Known As : Kit Marlowe
Born : baptized Feb. 26, 1564 in Canterbury, Kent, England
Died : May 30, 1593 in Deptford, Kent, England(aged 29)
Nationality : English
Occupation : Playwright, Poet
Father : John Marlowe
Mother : Catherine Marlowe
Most Notable Works : The Tragicall History of Doctor Faustus, amburlaine the Great, The Jew of Malta, Tamburlaine, Edward the Second and The Massacre at Paris
7 facts about Christopher Marlowe :
Christopher Marlowe is one of the English prolific writers of all time. He was a poet, playwright and translator during the Elizabethan era.
Influences on the Industry
-Christopher Marlowe was leading figure in Elizabethan tragedy during his era.

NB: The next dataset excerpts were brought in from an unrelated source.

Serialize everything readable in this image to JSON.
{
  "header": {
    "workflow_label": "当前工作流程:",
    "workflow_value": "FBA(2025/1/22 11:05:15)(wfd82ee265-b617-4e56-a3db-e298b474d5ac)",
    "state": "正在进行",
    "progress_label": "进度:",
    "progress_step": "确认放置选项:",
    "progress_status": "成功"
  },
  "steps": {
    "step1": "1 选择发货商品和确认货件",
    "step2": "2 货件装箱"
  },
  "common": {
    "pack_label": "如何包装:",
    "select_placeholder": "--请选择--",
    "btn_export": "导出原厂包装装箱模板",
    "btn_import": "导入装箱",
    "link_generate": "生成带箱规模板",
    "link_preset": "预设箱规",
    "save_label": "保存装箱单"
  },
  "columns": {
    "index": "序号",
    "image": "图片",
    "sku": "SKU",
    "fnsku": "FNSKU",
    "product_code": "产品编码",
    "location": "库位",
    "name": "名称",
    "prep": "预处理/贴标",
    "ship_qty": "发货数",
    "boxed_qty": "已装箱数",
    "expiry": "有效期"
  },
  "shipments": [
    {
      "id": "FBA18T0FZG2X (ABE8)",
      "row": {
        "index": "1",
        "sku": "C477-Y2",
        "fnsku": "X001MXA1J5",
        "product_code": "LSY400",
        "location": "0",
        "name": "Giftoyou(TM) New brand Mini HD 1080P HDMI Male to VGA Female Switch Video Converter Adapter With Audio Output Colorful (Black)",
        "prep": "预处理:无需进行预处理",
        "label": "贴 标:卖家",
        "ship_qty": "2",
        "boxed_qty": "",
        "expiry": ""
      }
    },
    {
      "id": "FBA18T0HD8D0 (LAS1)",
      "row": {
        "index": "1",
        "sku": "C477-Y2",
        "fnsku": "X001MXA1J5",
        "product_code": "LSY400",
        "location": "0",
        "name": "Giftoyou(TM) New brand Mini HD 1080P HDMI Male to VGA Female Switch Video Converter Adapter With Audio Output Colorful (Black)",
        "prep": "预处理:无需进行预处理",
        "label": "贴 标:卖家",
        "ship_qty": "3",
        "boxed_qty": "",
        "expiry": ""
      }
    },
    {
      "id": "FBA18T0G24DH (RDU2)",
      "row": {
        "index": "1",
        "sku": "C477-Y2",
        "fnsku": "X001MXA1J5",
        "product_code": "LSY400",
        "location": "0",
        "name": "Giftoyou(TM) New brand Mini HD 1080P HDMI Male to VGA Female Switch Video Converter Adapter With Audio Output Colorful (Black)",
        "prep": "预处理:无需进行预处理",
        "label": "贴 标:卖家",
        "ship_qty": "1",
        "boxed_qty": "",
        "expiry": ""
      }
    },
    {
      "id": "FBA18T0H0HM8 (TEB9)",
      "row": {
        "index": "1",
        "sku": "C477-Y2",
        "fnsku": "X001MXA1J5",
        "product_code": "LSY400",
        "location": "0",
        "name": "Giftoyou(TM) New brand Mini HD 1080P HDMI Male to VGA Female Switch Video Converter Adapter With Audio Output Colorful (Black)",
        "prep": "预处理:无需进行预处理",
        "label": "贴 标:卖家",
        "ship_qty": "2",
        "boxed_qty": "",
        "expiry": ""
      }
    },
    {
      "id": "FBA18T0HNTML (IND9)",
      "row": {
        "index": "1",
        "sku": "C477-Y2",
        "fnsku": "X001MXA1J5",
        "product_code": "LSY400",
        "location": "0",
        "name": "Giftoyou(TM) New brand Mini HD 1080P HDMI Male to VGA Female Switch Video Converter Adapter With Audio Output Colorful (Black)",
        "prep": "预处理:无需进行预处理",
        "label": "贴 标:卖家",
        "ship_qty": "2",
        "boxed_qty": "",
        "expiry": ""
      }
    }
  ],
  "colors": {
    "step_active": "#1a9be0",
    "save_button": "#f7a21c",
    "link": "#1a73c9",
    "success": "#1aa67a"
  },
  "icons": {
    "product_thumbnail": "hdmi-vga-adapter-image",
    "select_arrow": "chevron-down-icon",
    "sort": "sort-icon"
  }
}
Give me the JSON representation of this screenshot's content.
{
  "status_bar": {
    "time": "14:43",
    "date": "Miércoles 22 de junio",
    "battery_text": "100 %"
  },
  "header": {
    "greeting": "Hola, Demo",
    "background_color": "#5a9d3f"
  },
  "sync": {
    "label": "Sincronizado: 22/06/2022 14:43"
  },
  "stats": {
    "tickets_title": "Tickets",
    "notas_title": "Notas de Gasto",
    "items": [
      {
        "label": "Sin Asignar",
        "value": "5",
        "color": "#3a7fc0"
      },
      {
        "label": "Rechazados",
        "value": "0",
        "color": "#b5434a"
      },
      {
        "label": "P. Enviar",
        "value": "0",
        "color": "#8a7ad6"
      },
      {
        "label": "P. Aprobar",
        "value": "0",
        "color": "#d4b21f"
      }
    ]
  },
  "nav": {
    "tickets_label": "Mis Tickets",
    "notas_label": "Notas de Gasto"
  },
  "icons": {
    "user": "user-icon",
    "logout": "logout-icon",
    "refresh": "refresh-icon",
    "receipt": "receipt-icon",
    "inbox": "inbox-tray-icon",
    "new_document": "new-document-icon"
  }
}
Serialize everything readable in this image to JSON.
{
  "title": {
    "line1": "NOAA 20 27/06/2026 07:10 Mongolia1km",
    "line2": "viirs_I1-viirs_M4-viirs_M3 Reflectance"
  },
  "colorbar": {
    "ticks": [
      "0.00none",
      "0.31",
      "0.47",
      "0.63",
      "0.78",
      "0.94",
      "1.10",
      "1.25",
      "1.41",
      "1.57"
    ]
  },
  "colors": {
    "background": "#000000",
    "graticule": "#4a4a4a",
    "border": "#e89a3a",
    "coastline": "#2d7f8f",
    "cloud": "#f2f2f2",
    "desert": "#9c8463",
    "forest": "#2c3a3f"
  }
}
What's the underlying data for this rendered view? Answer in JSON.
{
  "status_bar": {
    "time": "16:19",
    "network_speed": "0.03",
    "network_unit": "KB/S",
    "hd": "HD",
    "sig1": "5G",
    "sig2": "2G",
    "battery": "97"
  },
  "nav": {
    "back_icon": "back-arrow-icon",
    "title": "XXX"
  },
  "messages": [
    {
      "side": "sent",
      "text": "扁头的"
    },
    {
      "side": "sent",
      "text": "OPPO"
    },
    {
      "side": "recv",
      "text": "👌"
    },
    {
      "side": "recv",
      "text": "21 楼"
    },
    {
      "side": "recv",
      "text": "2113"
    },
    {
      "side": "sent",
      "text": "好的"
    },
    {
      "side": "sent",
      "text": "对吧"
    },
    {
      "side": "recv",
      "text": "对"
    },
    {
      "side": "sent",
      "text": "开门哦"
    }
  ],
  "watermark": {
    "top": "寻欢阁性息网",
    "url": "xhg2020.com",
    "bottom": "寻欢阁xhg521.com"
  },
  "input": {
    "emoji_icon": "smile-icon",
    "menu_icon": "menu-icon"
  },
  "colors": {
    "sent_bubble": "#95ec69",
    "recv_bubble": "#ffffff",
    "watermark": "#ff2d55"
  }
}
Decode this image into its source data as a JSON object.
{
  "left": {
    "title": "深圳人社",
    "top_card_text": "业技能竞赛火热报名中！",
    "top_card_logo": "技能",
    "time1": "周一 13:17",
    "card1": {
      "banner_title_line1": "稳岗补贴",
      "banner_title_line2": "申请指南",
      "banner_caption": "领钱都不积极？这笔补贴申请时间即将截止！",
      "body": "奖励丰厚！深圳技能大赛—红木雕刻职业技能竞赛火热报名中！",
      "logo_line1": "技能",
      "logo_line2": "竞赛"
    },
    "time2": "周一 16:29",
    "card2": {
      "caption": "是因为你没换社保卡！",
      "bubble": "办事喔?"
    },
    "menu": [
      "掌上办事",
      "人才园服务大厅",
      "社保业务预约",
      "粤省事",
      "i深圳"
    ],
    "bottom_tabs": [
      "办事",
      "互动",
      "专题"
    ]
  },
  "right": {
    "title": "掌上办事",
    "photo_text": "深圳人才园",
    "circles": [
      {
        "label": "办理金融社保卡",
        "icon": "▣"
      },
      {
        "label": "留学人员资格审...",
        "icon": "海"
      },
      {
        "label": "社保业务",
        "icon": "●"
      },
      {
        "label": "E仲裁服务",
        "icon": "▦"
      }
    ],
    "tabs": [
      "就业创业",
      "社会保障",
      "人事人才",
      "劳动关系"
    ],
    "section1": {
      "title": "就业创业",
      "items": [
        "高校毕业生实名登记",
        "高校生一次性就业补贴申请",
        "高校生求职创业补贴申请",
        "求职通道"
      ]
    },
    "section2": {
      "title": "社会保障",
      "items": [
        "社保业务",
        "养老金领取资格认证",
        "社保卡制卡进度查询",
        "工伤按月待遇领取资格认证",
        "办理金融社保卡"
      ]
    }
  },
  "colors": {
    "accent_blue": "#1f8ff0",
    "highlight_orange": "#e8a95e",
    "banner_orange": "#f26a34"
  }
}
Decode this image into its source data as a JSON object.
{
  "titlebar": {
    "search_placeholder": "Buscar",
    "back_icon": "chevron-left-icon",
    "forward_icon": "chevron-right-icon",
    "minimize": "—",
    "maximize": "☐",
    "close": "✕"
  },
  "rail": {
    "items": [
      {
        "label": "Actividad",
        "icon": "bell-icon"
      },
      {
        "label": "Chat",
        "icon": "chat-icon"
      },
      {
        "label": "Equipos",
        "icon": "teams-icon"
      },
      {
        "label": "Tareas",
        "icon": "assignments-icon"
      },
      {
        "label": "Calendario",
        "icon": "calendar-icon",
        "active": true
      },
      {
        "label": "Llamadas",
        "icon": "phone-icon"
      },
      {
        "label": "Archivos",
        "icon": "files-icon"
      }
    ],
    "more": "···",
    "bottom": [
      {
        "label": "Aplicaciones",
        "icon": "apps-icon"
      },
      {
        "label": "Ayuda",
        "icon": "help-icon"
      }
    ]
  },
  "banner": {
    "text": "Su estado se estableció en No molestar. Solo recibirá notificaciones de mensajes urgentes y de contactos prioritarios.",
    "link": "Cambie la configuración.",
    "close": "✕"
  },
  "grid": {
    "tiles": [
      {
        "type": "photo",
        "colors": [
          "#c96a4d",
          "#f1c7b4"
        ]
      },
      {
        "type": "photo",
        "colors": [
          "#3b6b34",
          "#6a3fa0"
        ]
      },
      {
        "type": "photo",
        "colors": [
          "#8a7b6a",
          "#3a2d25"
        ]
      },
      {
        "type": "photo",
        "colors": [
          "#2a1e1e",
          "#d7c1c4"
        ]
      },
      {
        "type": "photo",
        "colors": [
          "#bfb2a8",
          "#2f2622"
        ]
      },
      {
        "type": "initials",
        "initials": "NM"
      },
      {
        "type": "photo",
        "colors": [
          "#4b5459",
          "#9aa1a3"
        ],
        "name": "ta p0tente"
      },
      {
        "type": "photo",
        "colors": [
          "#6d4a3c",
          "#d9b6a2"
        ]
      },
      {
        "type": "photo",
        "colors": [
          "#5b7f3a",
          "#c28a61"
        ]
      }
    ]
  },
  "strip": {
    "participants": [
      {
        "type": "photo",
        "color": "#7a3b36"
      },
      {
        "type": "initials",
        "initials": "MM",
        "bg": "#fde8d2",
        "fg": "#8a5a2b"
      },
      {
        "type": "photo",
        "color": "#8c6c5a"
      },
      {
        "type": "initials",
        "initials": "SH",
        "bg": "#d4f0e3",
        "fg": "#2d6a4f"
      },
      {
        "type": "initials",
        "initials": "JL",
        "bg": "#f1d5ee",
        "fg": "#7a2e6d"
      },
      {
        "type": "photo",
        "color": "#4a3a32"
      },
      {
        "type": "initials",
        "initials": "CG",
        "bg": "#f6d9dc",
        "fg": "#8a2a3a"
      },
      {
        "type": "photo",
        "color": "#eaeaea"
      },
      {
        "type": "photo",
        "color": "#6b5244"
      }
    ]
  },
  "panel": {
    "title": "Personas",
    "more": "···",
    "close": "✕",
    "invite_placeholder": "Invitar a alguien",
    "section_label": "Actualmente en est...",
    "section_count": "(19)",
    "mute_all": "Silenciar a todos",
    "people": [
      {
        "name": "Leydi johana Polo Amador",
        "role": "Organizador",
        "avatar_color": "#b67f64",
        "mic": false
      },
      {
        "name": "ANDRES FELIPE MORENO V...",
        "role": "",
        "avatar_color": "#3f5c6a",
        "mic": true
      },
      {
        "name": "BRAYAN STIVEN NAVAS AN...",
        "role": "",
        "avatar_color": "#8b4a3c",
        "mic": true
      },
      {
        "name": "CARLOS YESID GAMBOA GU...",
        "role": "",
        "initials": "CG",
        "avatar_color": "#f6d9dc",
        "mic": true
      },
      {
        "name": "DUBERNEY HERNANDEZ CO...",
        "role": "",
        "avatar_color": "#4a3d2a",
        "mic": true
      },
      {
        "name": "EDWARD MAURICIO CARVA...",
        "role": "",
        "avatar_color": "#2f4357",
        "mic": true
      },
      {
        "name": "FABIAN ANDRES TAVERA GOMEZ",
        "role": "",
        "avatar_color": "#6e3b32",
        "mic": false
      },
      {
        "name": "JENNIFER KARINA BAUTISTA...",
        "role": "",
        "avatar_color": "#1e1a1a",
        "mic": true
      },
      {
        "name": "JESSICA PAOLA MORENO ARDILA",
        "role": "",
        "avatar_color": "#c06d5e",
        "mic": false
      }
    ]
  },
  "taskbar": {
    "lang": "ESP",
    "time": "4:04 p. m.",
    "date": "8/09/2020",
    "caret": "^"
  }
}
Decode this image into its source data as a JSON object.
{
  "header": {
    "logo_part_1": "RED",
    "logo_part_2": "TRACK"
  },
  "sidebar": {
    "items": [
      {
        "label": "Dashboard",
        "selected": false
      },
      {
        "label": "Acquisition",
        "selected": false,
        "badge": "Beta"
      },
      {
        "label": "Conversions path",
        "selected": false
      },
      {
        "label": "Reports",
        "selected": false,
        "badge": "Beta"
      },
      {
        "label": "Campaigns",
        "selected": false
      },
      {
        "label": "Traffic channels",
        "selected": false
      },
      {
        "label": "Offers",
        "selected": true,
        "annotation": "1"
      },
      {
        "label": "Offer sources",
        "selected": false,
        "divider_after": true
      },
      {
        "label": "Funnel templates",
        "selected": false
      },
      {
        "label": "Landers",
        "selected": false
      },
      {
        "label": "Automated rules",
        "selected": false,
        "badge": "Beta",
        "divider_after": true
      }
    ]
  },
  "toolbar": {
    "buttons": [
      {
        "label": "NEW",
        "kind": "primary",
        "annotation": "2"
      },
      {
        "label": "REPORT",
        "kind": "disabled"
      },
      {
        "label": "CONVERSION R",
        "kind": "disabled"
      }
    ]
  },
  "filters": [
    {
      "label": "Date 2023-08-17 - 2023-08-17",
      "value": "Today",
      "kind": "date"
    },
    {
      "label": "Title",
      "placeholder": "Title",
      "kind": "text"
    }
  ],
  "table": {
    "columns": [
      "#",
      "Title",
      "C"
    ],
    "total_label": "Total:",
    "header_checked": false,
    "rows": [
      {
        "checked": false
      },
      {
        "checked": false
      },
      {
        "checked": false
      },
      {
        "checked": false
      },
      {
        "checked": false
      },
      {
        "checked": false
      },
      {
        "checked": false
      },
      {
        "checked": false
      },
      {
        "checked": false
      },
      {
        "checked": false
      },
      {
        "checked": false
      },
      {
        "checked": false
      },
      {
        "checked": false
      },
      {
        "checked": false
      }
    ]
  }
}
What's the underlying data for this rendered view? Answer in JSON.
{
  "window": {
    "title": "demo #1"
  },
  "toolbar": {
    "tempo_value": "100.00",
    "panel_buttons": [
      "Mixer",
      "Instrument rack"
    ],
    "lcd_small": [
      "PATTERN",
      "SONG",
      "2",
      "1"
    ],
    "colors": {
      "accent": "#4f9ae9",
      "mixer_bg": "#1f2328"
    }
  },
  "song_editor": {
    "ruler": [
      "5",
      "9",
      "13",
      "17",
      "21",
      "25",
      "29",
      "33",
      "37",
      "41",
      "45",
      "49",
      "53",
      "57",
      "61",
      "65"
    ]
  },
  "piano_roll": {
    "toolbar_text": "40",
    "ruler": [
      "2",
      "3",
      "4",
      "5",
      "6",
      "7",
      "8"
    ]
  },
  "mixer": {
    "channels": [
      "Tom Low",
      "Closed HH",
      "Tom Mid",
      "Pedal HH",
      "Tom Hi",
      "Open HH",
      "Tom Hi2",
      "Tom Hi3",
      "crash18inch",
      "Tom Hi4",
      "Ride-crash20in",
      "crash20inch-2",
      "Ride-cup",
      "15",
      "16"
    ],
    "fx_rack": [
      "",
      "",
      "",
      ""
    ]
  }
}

His works served as an influence to the likes of William Shakespeare who also became a distinguished Elizabethan playwright. It was after his death that Shakespeare gained most of his recognition.
Early Life and Education
-Unlike his contemporary William Shakespeare, Marlowe was well educated. He had his education at The King’s School in Canterbury and received a Bachelor of Arts degree from the Corpus Christi College, Cambridge in 1584. He was awarded a Master of Arts degree three years later.
Marlowe had a relatively short but successful career, making him one of the famous English writers. His first play is believed to be Dido, Queen of Carthage. His other works include Tamburlaine the Great, the Jew of Malta, Edward the Second and the Massacre at Paris among others.
Was He a Spy
There has been an unending debate as to whether Marlowe was a spy. It is alleged that he was recruited during his days at the University of Cambridge to serve as a government spy. The speculations are due to his unusual absence from school from 1584 to 1585.
Activities and Arrests
Marlowe was arrested on several occasions for different crimes. His first arrest was in 1589 after a fatal quarrel with a colleague poet, Thomas Watson. He served two weeks at the Newgate Prison for the crime. In 1592, he was again arrested for counterfeiting of coins in Flushing.
Marlowe was arrested in May 1593 for unknown charges. However, there are suggestions that his arrest was due to an allegation of blasphemy. Ingram Frizer stabbed him ten days after the arrest. Other accounts say he was killed in a drunken fight.
Marlowe was believed to be an atheist throughout his lifetime. At that time being an atheist was a crime and such people were seen as an enemy of God. It was also a crime against the Protestant Kingdom of England at the time.